The biscuit itself is a mix of ground almonds, candied melon and orange peel, bound together with orange oil upon a thin wafer, topped with royal white icing. They are typically cut into the shape of a flower petal and eaten in moderation.
It sounds like a pretty standard biscuit, but as someone who isn’t into sweets, the subtly of the flavours were amazing. For me, it tasted like flowers.
Calisson d’Aix en Provence, funnily enough, originated from Aix en Provence. Aix is a small city about 80 km north of Marseilles and famous for its archetypal French provincial old town and countryside. Aix is perceived as (or perceives itself) as the sophisticated and cultured city of Provence, in contrast to its large and gritty sister city Marseilles, with its working class reputation and supposed immigrant problem.

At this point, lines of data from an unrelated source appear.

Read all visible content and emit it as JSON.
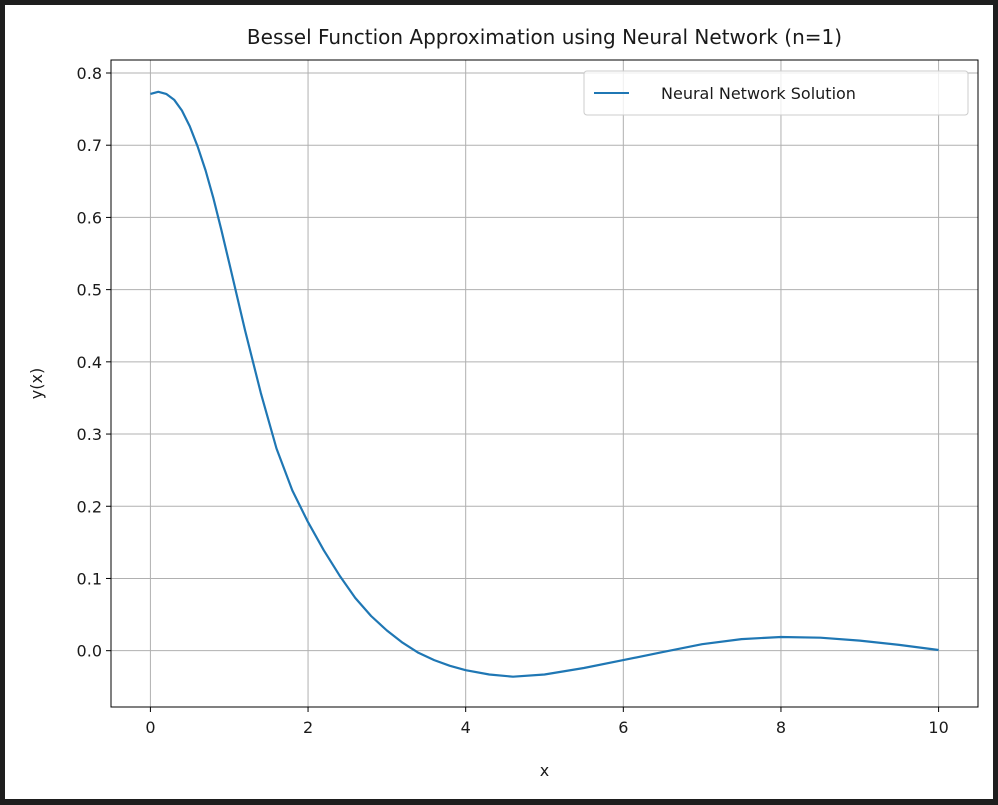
{
  "chart_data": {
    "type": "line",
    "title": "Bessel Function Approximation using Neural Network (n=1)",
    "xlabel": "x",
    "ylabel": "y(x)",
    "xlim": [
      -0.5,
      10.5
    ],
    "ylim": [
      -0.078,
      0.818
    ],
    "xticks": [
      0,
      2,
      4,
      6,
      8,
      10
    ],
    "xtick_labels": [
      "0",
      "2",
      "4",
      "6",
      "8",
      "10"
    ],
    "yticks": [
      0.0,
      0.1,
      0.2,
      0.3,
      0.4,
      0.5,
      0.6,
      0.7,
      0.8
    ],
    "ytick_labels": [
      "0.0",
      "0.1",
      "0.2",
      "0.3",
      "0.4",
      "0.5",
      "0.6",
      "0.7",
      "0.8"
    ],
    "grid": true,
    "legend_position": "upper right",
    "series": [
      {
        "name": "Neural Network Solution",
        "color": "#1f77b4",
        "x": [
          0.0,
          0.1,
          0.2,
          0.3,
          0.4,
          0.5,
          0.6,
          0.7,
          0.8,
          0.9,
          1.0,
          1.2,
          1.4,
          1.6,
          1.8,
          2.0,
          2.2,
          2.4,
          2.6,
          2.8,
          3.0,
          3.2,
          3.4,
          3.6,
          3.8,
          4.0,
          4.3,
          4.6,
          5.0,
          5.5,
          6.0,
          6.5,
          7.0,
          7.5,
          8.0,
          8.5,
          9.0,
          9.5,
          10.0
        ],
        "y": [
          0.771,
          0.774,
          0.771,
          0.763,
          0.748,
          0.726,
          0.698,
          0.665,
          0.626,
          0.583,
          0.537,
          0.444,
          0.357,
          0.28,
          0.222,
          0.178,
          0.139,
          0.104,
          0.073,
          0.048,
          0.028,
          0.011,
          -0.003,
          -0.013,
          -0.021,
          -0.027,
          -0.033,
          -0.036,
          -0.033,
          -0.024,
          -0.013,
          -0.002,
          0.009,
          0.016,
          0.019,
          0.018,
          0.014,
          0.008,
          0.001
        ]
      }
    ]
  }
}
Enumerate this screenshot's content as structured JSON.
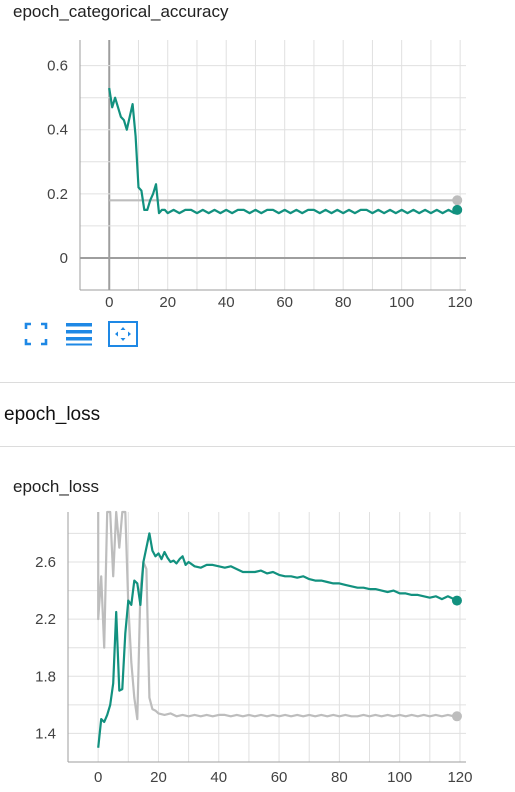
{
  "card1": {
    "title": "epoch_categorical_accuracy",
    "toolbar": {
      "fit_icon": "fullscreen-icon",
      "log_icon": "lines-icon",
      "zoom_icon": "fit-domain-icon"
    }
  },
  "section": {
    "title": "epoch_loss"
  },
  "card2": {
    "title": "epoch_loss"
  },
  "colors": {
    "train": "#12917f",
    "validation": "#bdbdbd",
    "axis": "#9e9e9e",
    "grid": "#e0e0e0",
    "accent": "#1e88e5"
  },
  "chart_data": [
    {
      "type": "line",
      "title": "epoch_categorical_accuracy",
      "xlabel": "",
      "ylabel": "",
      "xlim": [
        -10,
        122
      ],
      "ylim": [
        -0.1,
        0.68
      ],
      "x_ticks": [
        0,
        20,
        40,
        60,
        80,
        100,
        120
      ],
      "y_ticks": [
        0,
        0.2,
        0.4,
        0.6
      ],
      "y_tick_labels": [
        "0",
        "0.2",
        "0.4",
        "0.6"
      ],
      "grid": true,
      "series": [
        {
          "color": "#12917f",
          "x": [
            0,
            1,
            2,
            3,
            4,
            5,
            6,
            7,
            8,
            9,
            10,
            11,
            12,
            13,
            14,
            15,
            16,
            17,
            18,
            19,
            20,
            22,
            24,
            26,
            28,
            30,
            32,
            34,
            36,
            38,
            40,
            42,
            44,
            46,
            48,
            50,
            52,
            54,
            56,
            58,
            60,
            62,
            64,
            66,
            68,
            70,
            72,
            74,
            76,
            78,
            80,
            82,
            84,
            86,
            88,
            90,
            92,
            94,
            96,
            98,
            100,
            102,
            104,
            106,
            108,
            110,
            112,
            114,
            116,
            118,
            119
          ],
          "y": [
            0.53,
            0.47,
            0.5,
            0.47,
            0.44,
            0.43,
            0.4,
            0.44,
            0.48,
            0.38,
            0.22,
            0.21,
            0.15,
            0.15,
            0.18,
            0.2,
            0.23,
            0.14,
            0.15,
            0.15,
            0.14,
            0.15,
            0.14,
            0.15,
            0.15,
            0.14,
            0.15,
            0.14,
            0.15,
            0.14,
            0.15,
            0.14,
            0.15,
            0.15,
            0.14,
            0.15,
            0.14,
            0.15,
            0.15,
            0.14,
            0.15,
            0.14,
            0.15,
            0.14,
            0.15,
            0.15,
            0.14,
            0.15,
            0.14,
            0.15,
            0.14,
            0.15,
            0.14,
            0.15,
            0.15,
            0.14,
            0.15,
            0.14,
            0.15,
            0.14,
            0.15,
            0.14,
            0.15,
            0.14,
            0.15,
            0.14,
            0.15,
            0.14,
            0.15,
            0.14,
            0.15
          ],
          "endpoint": true
        },
        {
          "color": "#bdbdbd",
          "x": [
            0,
            119
          ],
          "y": [
            0.18,
            0.18
          ],
          "endpoint": true
        }
      ]
    },
    {
      "type": "line",
      "title": "epoch_loss",
      "xlabel": "",
      "ylabel": "",
      "xlim": [
        -10,
        122
      ],
      "ylim": [
        1.2,
        2.95
      ],
      "x_ticks": [
        0,
        20,
        40,
        60,
        80,
        100,
        120
      ],
      "y_ticks": [
        1.4,
        1.8,
        2.2,
        2.6
      ],
      "y_tick_labels": [
        "1.4",
        "1.8",
        "2.2",
        "2.6"
      ],
      "grid": true,
      "series": [
        {
          "color": "#12917f",
          "x": [
            0,
            1,
            2,
            3,
            4,
            5,
            6,
            7,
            8,
            9,
            10,
            11,
            12,
            13,
            14,
            15,
            16,
            17,
            18,
            19,
            20,
            21,
            22,
            23,
            24,
            25,
            26,
            27,
            28,
            29,
            30,
            32,
            34,
            36,
            38,
            40,
            42,
            44,
            46,
            48,
            50,
            52,
            54,
            56,
            58,
            60,
            62,
            64,
            66,
            68,
            70,
            72,
            74,
            76,
            78,
            80,
            82,
            84,
            86,
            88,
            90,
            92,
            94,
            96,
            98,
            100,
            102,
            104,
            106,
            108,
            110,
            112,
            114,
            116,
            118,
            119
          ],
          "y": [
            1.3,
            1.5,
            1.48,
            1.53,
            1.6,
            1.75,
            2.25,
            1.7,
            1.71,
            2.1,
            2.33,
            2.3,
            2.47,
            2.45,
            2.3,
            2.6,
            2.7,
            2.8,
            2.68,
            2.64,
            2.66,
            2.62,
            2.67,
            2.63,
            2.6,
            2.61,
            2.59,
            2.62,
            2.64,
            2.58,
            2.6,
            2.57,
            2.56,
            2.58,
            2.58,
            2.57,
            2.56,
            2.57,
            2.55,
            2.53,
            2.53,
            2.53,
            2.54,
            2.52,
            2.53,
            2.51,
            2.5,
            2.5,
            2.49,
            2.5,
            2.48,
            2.47,
            2.47,
            2.46,
            2.45,
            2.45,
            2.44,
            2.43,
            2.42,
            2.42,
            2.41,
            2.41,
            2.4,
            2.39,
            2.4,
            2.38,
            2.38,
            2.37,
            2.37,
            2.36,
            2.35,
            2.36,
            2.34,
            2.36,
            2.34,
            2.33
          ],
          "endpoint": true
        },
        {
          "color": "#bdbdbd",
          "x": [
            0,
            0,
            1,
            2,
            3,
            4,
            5,
            6,
            7,
            8,
            9,
            10,
            11,
            12,
            13,
            14,
            15,
            16,
            17,
            18,
            19,
            20,
            22,
            24,
            26,
            28,
            30,
            32,
            34,
            36,
            38,
            40,
            42,
            44,
            46,
            48,
            50,
            52,
            54,
            56,
            58,
            60,
            62,
            64,
            66,
            68,
            70,
            72,
            74,
            76,
            78,
            80,
            82,
            84,
            86,
            88,
            90,
            92,
            94,
            96,
            98,
            100,
            102,
            104,
            106,
            108,
            110,
            112,
            114,
            116,
            118,
            119
          ],
          "y": [
            2.95,
            2.2,
            2.5,
            2.0,
            2.95,
            2.95,
            2.5,
            2.95,
            2.7,
            2.95,
            2.95,
            2.3,
            1.9,
            1.65,
            1.5,
            2.4,
            2.6,
            2.55,
            1.65,
            1.57,
            1.56,
            1.54,
            1.53,
            1.54,
            1.52,
            1.53,
            1.52,
            1.53,
            1.52,
            1.53,
            1.52,
            1.53,
            1.53,
            1.52,
            1.53,
            1.52,
            1.53,
            1.52,
            1.53,
            1.52,
            1.53,
            1.52,
            1.53,
            1.52,
            1.53,
            1.52,
            1.53,
            1.52,
            1.53,
            1.52,
            1.53,
            1.52,
            1.53,
            1.52,
            1.52,
            1.53,
            1.52,
            1.53,
            1.52,
            1.53,
            1.52,
            1.53,
            1.52,
            1.53,
            1.52,
            1.53,
            1.52,
            1.53,
            1.52,
            1.53,
            1.52,
            1.52
          ],
          "endpoint": true
        }
      ]
    }
  ]
}
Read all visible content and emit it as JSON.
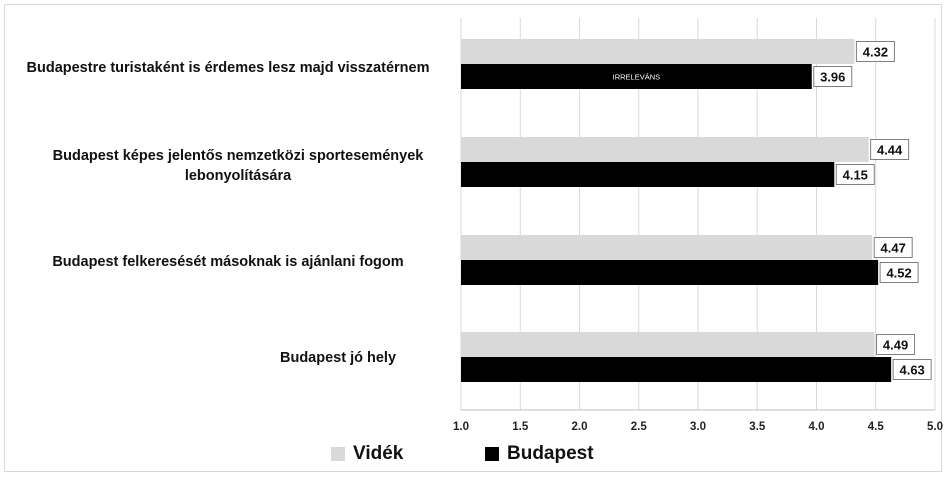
{
  "chart_data": {
    "type": "bar",
    "orientation": "horizontal",
    "categories": [
      "Budapestre turistaként is érdemes lesz majd visszatérnem",
      "Budapest képes jelentős nemzetközi sportesemények lebonyolítására",
      "Budapest felkeresését másoknak is ajánlani fogom",
      "Budapest jó hely"
    ],
    "series": [
      {
        "name": "Vidék",
        "values": [
          4.32,
          4.44,
          4.47,
          4.49
        ],
        "color": "#d9d9d9"
      },
      {
        "name": "Budapest",
        "values": [
          3.96,
          4.15,
          4.52,
          4.63
        ],
        "color": "#000000"
      }
    ],
    "data_labels": {
      "Vidék": [
        "4.32",
        "4.44",
        "4.47",
        "4.49"
      ],
      "Budapest": [
        "3.96",
        "4.15",
        "4.52",
        "4.63"
      ]
    },
    "annotation": {
      "text": "IRRELEVÁNS",
      "category_index": 0,
      "series": "Budapest"
    },
    "xlim": [
      1.0,
      5.0
    ],
    "xticks": [
      "1.0",
      "1.5",
      "2.0",
      "2.5",
      "3.0",
      "3.5",
      "4.0",
      "4.5",
      "5.0"
    ],
    "grid": true,
    "legend_position": "bottom-left"
  }
}
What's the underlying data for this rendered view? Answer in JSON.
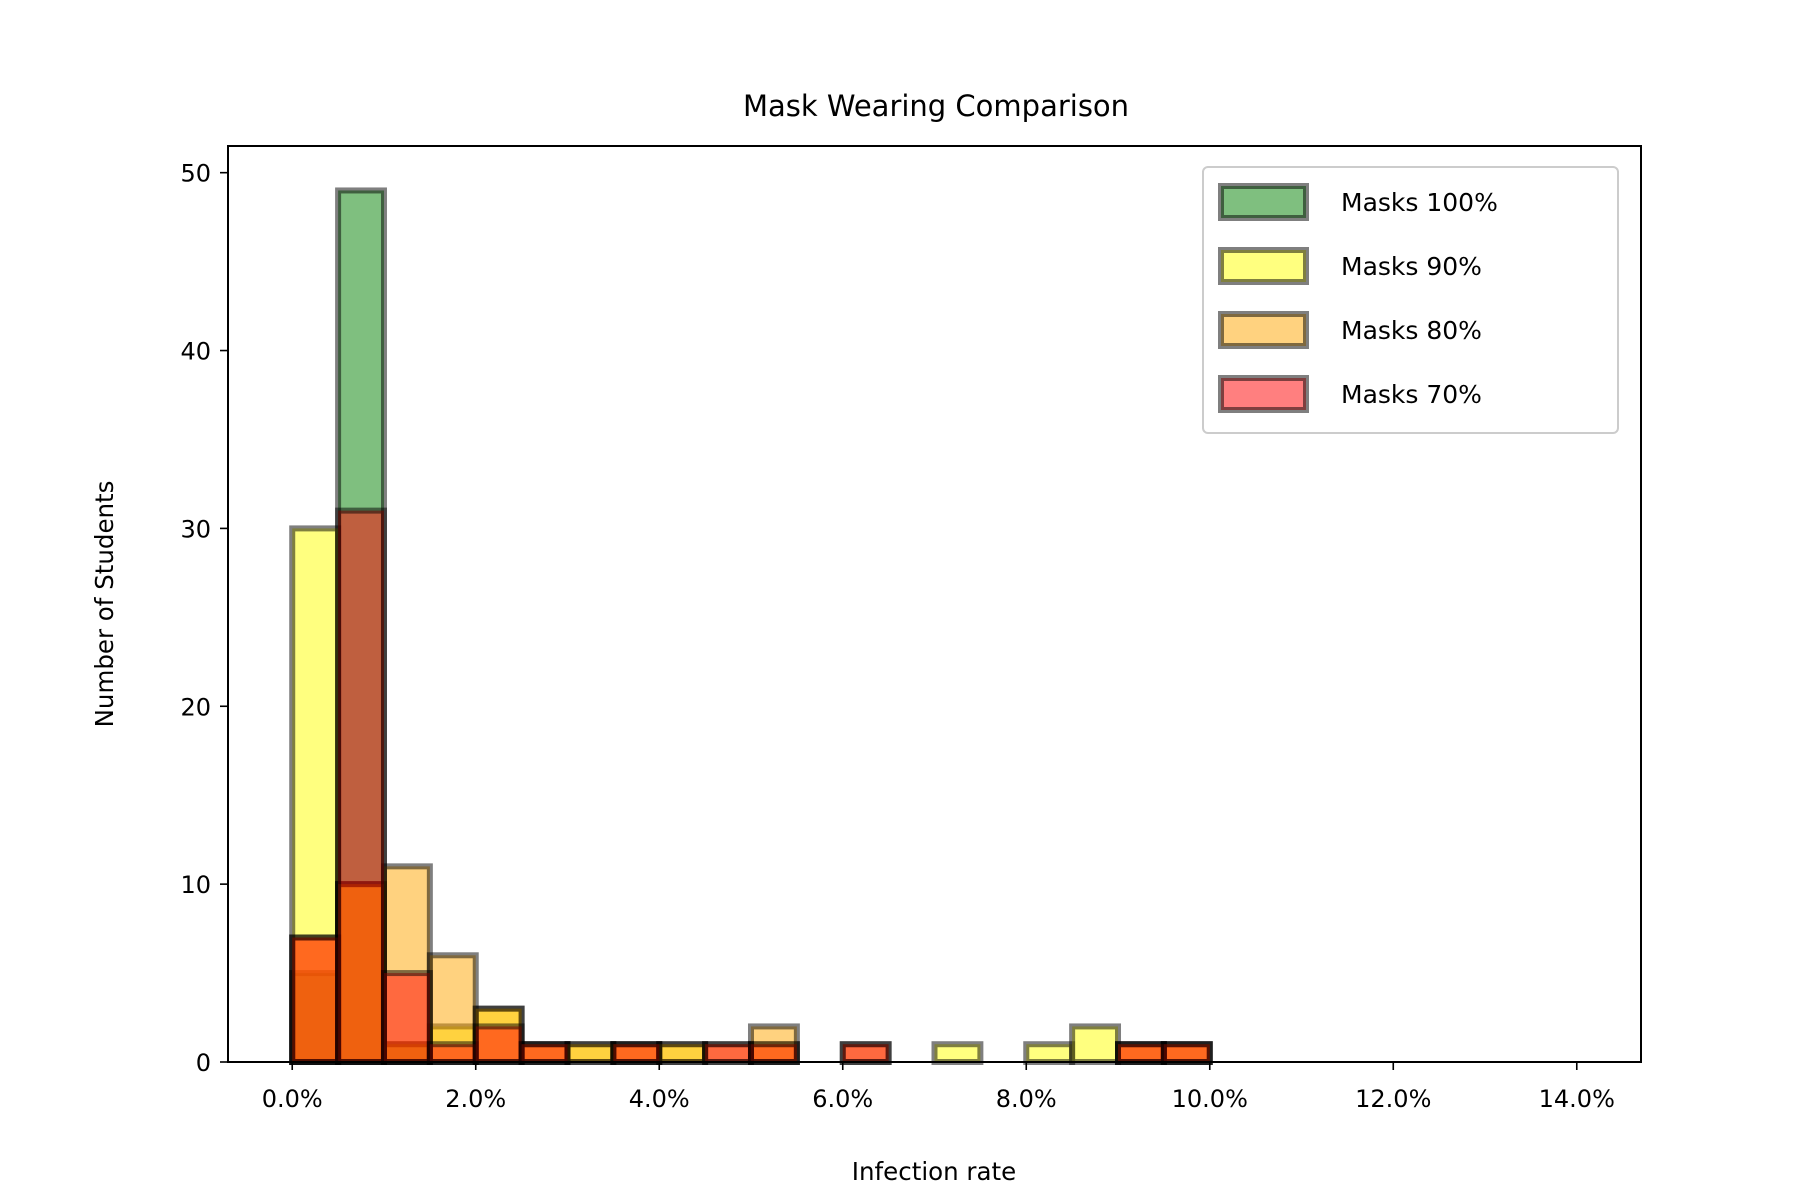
{
  "chart_data": {
    "type": "histogram",
    "title": "Mask Wearing Comparison",
    "xlabel": "Infection rate",
    "ylabel": "Number of Students",
    "xlim": [
      -0.7,
      14.7
    ],
    "ylim": [
      0,
      51.5
    ],
    "x_ticks": [
      0,
      2,
      4,
      6,
      8,
      10,
      12,
      14
    ],
    "x_tick_labels": [
      "0.0%",
      "2.0%",
      "4.0%",
      "6.0%",
      "8.0%",
      "10.0%",
      "12.0%",
      "14.0%"
    ],
    "y_ticks": [
      0,
      10,
      20,
      30,
      40,
      50
    ],
    "y_tick_labels": [
      "0",
      "10",
      "20",
      "30",
      "40",
      "50"
    ],
    "bin_edges": [
      0,
      0.5,
      1.0,
      1.5,
      2.0,
      2.5,
      3.0,
      3.5,
      4.0,
      4.5,
      5.0,
      5.5,
      6.0,
      6.5,
      7.0,
      7.5,
      8.0,
      8.5,
      9.0,
      9.5,
      10.0,
      10.5,
      11.0,
      11.5,
      12.0,
      12.5,
      13.0,
      13.5,
      14.0
    ],
    "legend_position": "top-right",
    "grid": false,
    "series": [
      {
        "name": "Masks 100%",
        "color": "#008000",
        "counts": [
          5,
          49,
          1,
          0,
          0,
          0,
          0,
          0,
          0,
          0,
          0,
          0,
          0,
          0,
          0,
          0,
          0,
          0,
          0,
          0,
          0,
          0,
          0,
          0,
          0,
          0,
          0,
          0
        ]
      },
      {
        "name": "Masks 90%",
        "color": "#ffff00",
        "counts": [
          30,
          10,
          1,
          2,
          3,
          1,
          1,
          1,
          1,
          0,
          1,
          0,
          0,
          0,
          1,
          0,
          1,
          2,
          1,
          1,
          0,
          0,
          0,
          0,
          0,
          0,
          0,
          0
        ]
      },
      {
        "name": "Masks 80%",
        "color": "#ffa500",
        "counts": [
          7,
          10,
          11,
          6,
          3,
          1,
          1,
          1,
          1,
          1,
          2,
          0,
          1,
          0,
          0,
          0,
          0,
          0,
          1,
          1,
          0,
          0,
          0,
          0,
          0,
          0,
          0,
          0
        ]
      },
      {
        "name": "Masks 70%",
        "color": "#ff0000",
        "counts": [
          7,
          31,
          5,
          1,
          2,
          1,
          0,
          1,
          0,
          1,
          1,
          0,
          1,
          0,
          0,
          0,
          0,
          0,
          1,
          1,
          0,
          0,
          0,
          0,
          0,
          0,
          0,
          0
        ]
      }
    ]
  }
}
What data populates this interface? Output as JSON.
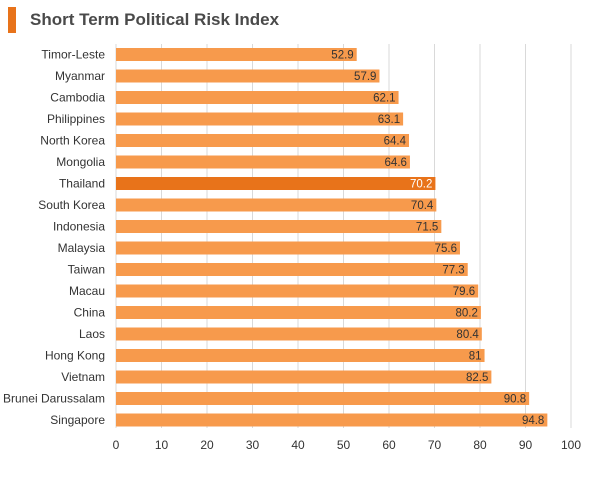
{
  "title": "Short Term Political Risk Index",
  "colors": {
    "accent": "#E8731A",
    "bar": "#F79A4C",
    "highlight": "#E8731A",
    "grid": "#D9D9D9"
  },
  "chart_data": {
    "type": "bar",
    "orientation": "horizontal",
    "title": "Short Term Political Risk Index",
    "categories": [
      "Timor-Leste",
      "Myanmar",
      "Cambodia",
      "Philippines",
      "North Korea",
      "Mongolia",
      "Thailand",
      "South Korea",
      "Indonesia",
      "Malaysia",
      "Taiwan",
      "Macau",
      "China",
      "Laos",
      "Hong Kong",
      "Vietnam",
      "Brunei Darussalam",
      "Singapore"
    ],
    "values": [
      52.9,
      57.9,
      62.1,
      63.1,
      64.4,
      64.6,
      70.2,
      70.4,
      71.5,
      75.6,
      77.3,
      79.6,
      80.2,
      80.4,
      81,
      82.5,
      90.8,
      94.8
    ],
    "value_labels": [
      "52.9",
      "57.9",
      "62.1",
      "63.1",
      "64.4",
      "64.6",
      "70.2",
      "70.4",
      "71.5",
      "75.6",
      "77.3",
      "79.6",
      "80.2",
      "80.4",
      "81",
      "82.5",
      "90.8",
      "94.8"
    ],
    "highlighted_category": "Thailand",
    "xlim": [
      0,
      100
    ],
    "xticks": [
      0,
      10,
      20,
      30,
      40,
      50,
      60,
      70,
      80,
      90,
      100
    ],
    "grid": true,
    "legend": false
  }
}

As enchanting as the first time I tasted Calisson, it’s history too is quite the fantasy (too many mystical adjectives?) According to legend, in 1454 the Calisson was created for 22 year old Princess Jeanne of Aix en Provence who was unhappily married to the 42 year old king. After eating the Calisson, Jeanne became happy and lived a long a healthy life with the king.
Calisson aren’t too difficult to make yourself, although, it would be hard to prepare as perfect as the famous Confiserie du Roy Rene. Calisson are difficult to find in Australia – sometimes the Alliance Française may serve them during Provence features – otherwise you can order and ship Calisson directly from France.